O resultado são experiências mais imersivas e personalizadas, ao mesmo tempo em que os estúdios ganham flexibilidade criativa e redução de custos de produção de conteúdo estático.


7. Dados sintéticos viram combustível de simulações e modelos


Além de gerar textos, imagens e vídeos, a IA generativa cada vez mais será usada para produzir dados sintéticos: conjuntos de informações artificiais, mas estatisticamente semelhantes a dados reais, o que abre espaço para:

  • treinar modelos de detecção de fraude sem expor dados de clientes;
  • simular cenários econômicos, logísticos ou clínicos sem usar bases sensíveis;
  • testar políticas públicas, estratégias de negócio ou desenhos de produto com menor risco.


Os dados sintéticos não substituem completamente dados reais, mas funcionam como camada extra para experimentação, reduzindo riscos de privacidade e ampliando a liberdade para testar hipóteses.


8. Busca generativa procura seu modelo de negócio


Assistentes de busca que respondem com resumos em linguagem natural em vez de apenas listas de links já estão alterando o comportamento dos usuários o que, por sua vez, provoca um terremoto nos modelos de monetização baseados em cliques e anúncios tradicionais.


Em 2026, gigantes da busca e novos entrantes devem:

  • experimentar formatos de anúncios integrados às respostas generativas;
  • testar formas de atribuir tráfego a sites de origem, para não matar o ecossistema;
  • explorar assinaturas, planos corporativos e integrações pagas como fonte de receita.


Do ponto de vista do usuário final, a tendência é uma busca mais conversacional, contextual e multimodal, como texto, voz, imagem e vídeo misturados no mesmo fluxo.


9. Pesquisa científica acelerada por modelos generativos


A IA generativa vem se tornando parceira de pesquisadores em áreas como:

  • descoberta de novas moléculas e fármacos;
  • desenho de materiais e estruturas;
  • análise de grandes volumes de dados astronômicos, climáticos ou genômicos.


Em vez de substituir o trabalho científico, ela funciona como multiplicador de capacidade e gera hipóteses, propõe combinações de compostos, sugere estruturas experimentais ou ajuda a interpretar resultados complexos.


Ao longo de 2026, é provável que vejamos mais estudos em que a participação de modelos generativos seja explicitamente reconhecida em artigos, patentes e relatórios técnicos.

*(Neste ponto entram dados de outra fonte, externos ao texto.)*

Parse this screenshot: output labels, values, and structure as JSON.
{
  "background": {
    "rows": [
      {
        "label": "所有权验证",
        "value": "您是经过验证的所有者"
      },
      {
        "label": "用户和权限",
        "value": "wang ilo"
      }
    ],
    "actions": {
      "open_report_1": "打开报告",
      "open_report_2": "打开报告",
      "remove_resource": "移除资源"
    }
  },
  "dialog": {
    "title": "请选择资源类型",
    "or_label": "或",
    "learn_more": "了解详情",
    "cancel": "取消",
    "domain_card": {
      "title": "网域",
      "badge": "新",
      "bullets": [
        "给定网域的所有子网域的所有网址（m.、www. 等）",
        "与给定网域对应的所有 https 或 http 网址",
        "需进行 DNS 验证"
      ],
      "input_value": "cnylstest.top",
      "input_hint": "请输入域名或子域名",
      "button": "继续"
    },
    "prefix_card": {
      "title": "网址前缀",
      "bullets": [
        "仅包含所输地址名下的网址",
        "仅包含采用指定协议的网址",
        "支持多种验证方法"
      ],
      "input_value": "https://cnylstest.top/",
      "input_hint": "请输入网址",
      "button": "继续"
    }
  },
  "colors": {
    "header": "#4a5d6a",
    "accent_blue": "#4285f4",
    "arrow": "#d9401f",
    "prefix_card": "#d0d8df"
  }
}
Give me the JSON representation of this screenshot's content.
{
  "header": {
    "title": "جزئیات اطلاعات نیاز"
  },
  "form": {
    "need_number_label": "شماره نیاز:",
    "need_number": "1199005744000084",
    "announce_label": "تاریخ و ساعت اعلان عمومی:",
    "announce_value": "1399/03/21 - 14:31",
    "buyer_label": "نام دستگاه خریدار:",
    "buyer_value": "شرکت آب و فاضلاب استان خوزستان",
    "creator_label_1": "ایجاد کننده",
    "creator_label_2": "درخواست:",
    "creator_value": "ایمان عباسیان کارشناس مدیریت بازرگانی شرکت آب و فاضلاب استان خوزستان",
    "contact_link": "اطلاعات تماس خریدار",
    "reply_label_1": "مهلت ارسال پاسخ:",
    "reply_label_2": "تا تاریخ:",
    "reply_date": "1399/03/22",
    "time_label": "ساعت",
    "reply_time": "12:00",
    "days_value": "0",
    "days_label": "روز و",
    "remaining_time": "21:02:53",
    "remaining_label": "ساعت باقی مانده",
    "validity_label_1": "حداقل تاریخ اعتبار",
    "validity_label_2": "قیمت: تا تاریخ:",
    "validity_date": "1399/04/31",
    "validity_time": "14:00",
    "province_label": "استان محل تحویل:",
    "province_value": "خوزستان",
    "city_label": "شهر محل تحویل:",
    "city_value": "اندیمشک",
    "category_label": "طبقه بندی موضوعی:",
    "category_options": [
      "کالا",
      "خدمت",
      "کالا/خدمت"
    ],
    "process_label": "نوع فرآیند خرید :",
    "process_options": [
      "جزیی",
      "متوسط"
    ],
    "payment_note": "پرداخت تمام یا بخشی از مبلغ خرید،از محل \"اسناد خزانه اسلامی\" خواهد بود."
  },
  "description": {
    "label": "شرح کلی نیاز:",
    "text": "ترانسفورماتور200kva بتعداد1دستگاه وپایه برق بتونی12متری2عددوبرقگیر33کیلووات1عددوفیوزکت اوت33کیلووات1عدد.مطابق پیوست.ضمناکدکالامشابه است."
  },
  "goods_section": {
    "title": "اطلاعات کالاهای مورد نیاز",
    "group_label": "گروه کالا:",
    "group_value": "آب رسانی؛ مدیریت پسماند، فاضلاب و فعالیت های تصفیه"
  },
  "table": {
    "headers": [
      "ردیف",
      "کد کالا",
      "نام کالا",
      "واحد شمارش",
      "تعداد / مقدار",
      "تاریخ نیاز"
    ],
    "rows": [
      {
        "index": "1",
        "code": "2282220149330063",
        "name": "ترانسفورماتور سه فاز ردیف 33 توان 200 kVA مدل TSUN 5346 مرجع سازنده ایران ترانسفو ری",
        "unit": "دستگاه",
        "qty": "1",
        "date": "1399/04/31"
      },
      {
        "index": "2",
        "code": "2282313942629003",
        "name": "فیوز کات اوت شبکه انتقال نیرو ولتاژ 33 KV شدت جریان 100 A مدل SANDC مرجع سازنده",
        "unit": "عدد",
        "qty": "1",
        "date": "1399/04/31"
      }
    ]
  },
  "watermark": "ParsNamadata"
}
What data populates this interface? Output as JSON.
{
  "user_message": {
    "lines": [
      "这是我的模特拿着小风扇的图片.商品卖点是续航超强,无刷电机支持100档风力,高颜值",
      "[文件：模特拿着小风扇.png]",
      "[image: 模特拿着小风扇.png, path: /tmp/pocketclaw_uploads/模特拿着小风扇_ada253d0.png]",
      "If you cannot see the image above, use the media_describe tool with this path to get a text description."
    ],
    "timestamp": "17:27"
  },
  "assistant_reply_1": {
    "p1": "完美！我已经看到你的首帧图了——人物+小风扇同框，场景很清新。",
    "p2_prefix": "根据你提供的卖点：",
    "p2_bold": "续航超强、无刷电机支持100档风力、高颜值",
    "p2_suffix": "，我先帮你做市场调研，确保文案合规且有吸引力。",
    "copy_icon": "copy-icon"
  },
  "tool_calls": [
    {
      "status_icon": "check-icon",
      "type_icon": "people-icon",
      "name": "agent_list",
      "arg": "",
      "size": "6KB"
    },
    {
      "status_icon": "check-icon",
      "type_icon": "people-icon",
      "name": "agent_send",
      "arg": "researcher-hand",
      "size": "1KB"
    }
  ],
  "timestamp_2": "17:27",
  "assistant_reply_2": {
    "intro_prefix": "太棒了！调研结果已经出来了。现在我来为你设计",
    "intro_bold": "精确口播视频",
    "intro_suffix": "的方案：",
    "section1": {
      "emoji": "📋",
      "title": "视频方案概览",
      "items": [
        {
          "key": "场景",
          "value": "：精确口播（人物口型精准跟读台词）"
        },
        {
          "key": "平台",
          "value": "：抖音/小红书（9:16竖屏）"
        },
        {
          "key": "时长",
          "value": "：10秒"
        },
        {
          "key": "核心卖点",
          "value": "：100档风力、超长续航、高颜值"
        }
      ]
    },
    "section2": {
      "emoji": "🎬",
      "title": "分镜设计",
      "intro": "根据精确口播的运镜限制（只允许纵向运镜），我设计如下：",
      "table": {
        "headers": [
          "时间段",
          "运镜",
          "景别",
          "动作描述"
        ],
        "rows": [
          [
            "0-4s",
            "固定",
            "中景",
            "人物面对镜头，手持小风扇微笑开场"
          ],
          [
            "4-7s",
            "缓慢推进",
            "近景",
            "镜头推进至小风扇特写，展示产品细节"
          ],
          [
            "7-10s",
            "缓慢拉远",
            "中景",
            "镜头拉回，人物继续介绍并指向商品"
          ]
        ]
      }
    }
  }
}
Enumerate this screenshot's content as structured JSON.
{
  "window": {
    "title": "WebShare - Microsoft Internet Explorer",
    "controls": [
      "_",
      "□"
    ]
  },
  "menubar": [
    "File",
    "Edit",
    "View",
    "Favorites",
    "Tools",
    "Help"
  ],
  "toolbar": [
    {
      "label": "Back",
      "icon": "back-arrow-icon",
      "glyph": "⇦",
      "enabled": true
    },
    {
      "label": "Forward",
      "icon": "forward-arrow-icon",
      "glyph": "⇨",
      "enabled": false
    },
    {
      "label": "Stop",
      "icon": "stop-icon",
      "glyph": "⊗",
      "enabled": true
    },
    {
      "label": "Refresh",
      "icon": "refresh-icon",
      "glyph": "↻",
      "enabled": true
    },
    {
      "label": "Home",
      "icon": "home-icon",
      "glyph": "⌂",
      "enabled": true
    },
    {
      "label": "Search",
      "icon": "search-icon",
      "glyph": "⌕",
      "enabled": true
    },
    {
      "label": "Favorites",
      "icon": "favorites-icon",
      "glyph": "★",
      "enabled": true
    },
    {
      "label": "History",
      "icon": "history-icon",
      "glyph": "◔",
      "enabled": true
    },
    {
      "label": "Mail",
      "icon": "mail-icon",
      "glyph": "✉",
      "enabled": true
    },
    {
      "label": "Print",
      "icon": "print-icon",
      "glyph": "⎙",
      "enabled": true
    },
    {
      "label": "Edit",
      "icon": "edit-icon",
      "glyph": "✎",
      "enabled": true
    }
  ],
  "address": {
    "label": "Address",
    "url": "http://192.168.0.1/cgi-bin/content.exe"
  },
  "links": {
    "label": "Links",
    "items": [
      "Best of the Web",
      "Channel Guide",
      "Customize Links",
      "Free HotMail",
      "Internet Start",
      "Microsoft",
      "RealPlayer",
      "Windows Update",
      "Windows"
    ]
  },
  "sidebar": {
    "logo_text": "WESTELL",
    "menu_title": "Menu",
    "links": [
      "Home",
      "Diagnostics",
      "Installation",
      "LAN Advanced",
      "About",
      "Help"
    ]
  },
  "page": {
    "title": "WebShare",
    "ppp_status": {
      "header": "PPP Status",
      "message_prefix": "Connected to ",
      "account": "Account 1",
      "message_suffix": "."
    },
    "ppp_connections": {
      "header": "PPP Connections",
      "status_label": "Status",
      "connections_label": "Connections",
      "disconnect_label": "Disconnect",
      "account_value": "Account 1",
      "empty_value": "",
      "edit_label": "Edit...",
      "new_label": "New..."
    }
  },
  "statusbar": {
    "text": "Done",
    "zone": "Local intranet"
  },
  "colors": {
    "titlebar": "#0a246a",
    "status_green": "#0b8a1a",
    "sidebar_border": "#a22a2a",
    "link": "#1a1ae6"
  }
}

10. Novas profissões ligadas à IA generativa


O debate sobre “empregos que vão desaparecer” vai dar lugar a uma visão mais matizada, em suma, alguns cargos se transformarão, outros serão extintos, mas novas funções claramente ligadas à IA vão ganhar espaço e salários competitivos.


Entre as principais funções:

  • especialistas em orquestrar e combinar agentes de IA com equipes humanas;
  • profissionais focados em governança, auditoria e ética de sistemas de IA;
  • curadores de dados e conhecimento, responsáveis por escolher o que entra (ou não) no treinamento de modelos;
  • perfis híbridos que entendem de tecnologia e de domínio (jurídico, saúde, finanças, marketing etc.).


A demanda se desloca de “quem sabe usar uma ferramenta” para quem sabe projetar fluxos, regras e limites para que a IA entregue valor sem aumentar riscos.


IA generativa como parte da infraestrutura da vida


A essa altura, IA generativa já não é um experimento de laboratório. Ela está se tornando o motor silencioso de muitas mudanças em como produzimos conhecimento, nos comunicamos, aprendemos e trabalhamos. As tendências de 2026 apontam para um cenário em que a fronteira entre capacidades humanas e capacidades das máquinas fica mais difusa, mas não desaparece.


Continuaremos precisando de julgamento, responsabilidade e visão de longo prazo para decidir quando confiar, quando revisar e quando dizer “não” a usos específicos da tecnologia. Organizações e pessoas que se movimentarem cedo, investirem em habilidades e adotarem uma postura de inovação responsável tendem a colher mais benefícios e sofrer menos com os efeitos colaterais inevitáveis desse novo ciclo da IA.